AH: What segments do you find the most interesting or promising?

MG: On a personal level, I am particularly interested in startups related to new media, education and lead generation. This also has to do with my background – that’s what gets me passionate. That said, I also see exciting opportunities in healthcare – overall, I’d say education and healthcare are the hottest segments.

In addition, I am an investor in the crowdfunding platform, a tropicalized Kickstarter clone, and they are doing a very good job [See our previous article].  I’m not one of those guys criticising copycats in Latin America, I think it makes total sense if the copycat is ‘tropicalized’ for Latin America, as I say all the time – that is to say, if it is adjusted to the local customers’ needs and expectations. When it is the case, it’s a very good thing and brings a ton of added value into the market.

AH: What about innovation though?

MG: I am not seeing as much innovation coming out of the region as I would like. Around 70-80% of the startups are some sort of copycat. That said, the remaining part is very interesting, and we will keep seeing more new ideas emerging from the region.

I also think we will see more Latin American ventures entering the US and European markets. While some Latin American entrepreneurs are still not thinking about foreign markets, and stay focused on Brazil’s or Mexico’s internal markets, we are also seeing others who are starting to see US Hispanics as a target.

AH: So you think the Hispanic segment is the best point of entry for Latin American startups keen to access the US market?

MG: It really depends on the venture, obviously, but it is the case for some of them, yes. For instance, fnbox is starting to understand it has an opportunity in the US Hispanic segment [see our article mentioning one of fnbox’s reports]. I think we will see more and more entrepreneurs thinking of US Hispanics as a target. Some entrepreneurs are even more aggressive, and want to dominate the US market as a whole from the start, both in English and Spanish.

AH: Are there specific ways to facilitate networking between Latin American entrepreneurs?

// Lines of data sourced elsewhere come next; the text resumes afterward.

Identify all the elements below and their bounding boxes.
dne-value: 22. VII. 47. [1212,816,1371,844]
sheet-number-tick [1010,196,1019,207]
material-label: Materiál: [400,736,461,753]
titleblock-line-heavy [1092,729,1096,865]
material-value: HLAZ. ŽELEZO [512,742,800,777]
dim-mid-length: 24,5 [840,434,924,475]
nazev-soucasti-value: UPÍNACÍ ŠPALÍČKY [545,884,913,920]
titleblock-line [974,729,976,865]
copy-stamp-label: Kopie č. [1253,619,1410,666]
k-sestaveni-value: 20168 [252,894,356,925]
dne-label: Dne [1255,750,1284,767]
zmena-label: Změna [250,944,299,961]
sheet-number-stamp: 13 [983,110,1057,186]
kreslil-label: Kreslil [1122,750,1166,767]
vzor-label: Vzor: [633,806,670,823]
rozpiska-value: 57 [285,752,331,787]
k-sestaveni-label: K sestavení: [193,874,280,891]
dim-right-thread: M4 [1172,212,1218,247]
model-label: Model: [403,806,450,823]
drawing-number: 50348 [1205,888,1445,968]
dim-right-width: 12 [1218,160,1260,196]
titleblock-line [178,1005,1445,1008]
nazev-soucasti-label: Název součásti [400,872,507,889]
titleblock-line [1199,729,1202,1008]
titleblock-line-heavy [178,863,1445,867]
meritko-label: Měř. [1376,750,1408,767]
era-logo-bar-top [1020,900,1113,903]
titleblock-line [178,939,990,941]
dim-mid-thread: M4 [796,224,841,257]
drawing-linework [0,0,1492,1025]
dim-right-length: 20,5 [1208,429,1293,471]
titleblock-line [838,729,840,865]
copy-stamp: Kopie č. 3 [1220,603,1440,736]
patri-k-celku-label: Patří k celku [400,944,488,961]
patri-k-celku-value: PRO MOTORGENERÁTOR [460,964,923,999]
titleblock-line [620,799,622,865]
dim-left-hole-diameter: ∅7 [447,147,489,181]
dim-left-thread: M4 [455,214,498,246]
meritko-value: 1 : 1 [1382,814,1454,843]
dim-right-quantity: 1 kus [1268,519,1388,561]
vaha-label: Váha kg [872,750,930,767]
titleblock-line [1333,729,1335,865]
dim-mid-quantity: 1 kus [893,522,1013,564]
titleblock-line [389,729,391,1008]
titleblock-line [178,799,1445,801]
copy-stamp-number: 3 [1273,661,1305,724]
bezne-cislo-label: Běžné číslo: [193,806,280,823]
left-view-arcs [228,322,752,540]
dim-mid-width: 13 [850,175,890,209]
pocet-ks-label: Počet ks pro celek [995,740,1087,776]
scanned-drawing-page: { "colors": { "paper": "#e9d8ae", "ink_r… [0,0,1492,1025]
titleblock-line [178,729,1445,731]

MG: Besides the networking events I have mentioned earlier, it would also make sense to have specific social networks for Latin American entrepreneurs – an AngelList for Latin America. Endeavor already has its own network, but it is closed; so I would be happy to see a regional social network for entrepreneurs, available in Spanish and Portuguese. It would be a very valuable tool and we would all benefit from it.

AH: What would be your final message?

MG: There are lots of good things happening, but we can hopefully accelerate them and see even better achievements over the next couple of years. We have to all work together to create new success stories from Latin America, that will encourage new entrepreneurs and investors to come into the market.

I also think we need to find ways to legitimate Latin America as an entrepreneurial startup community. We need to convince innovative initiatives on entrepreneurial education to come South and to create content in Spanish and Portuguese, which would dramatically expand their audience and help them reach the masses.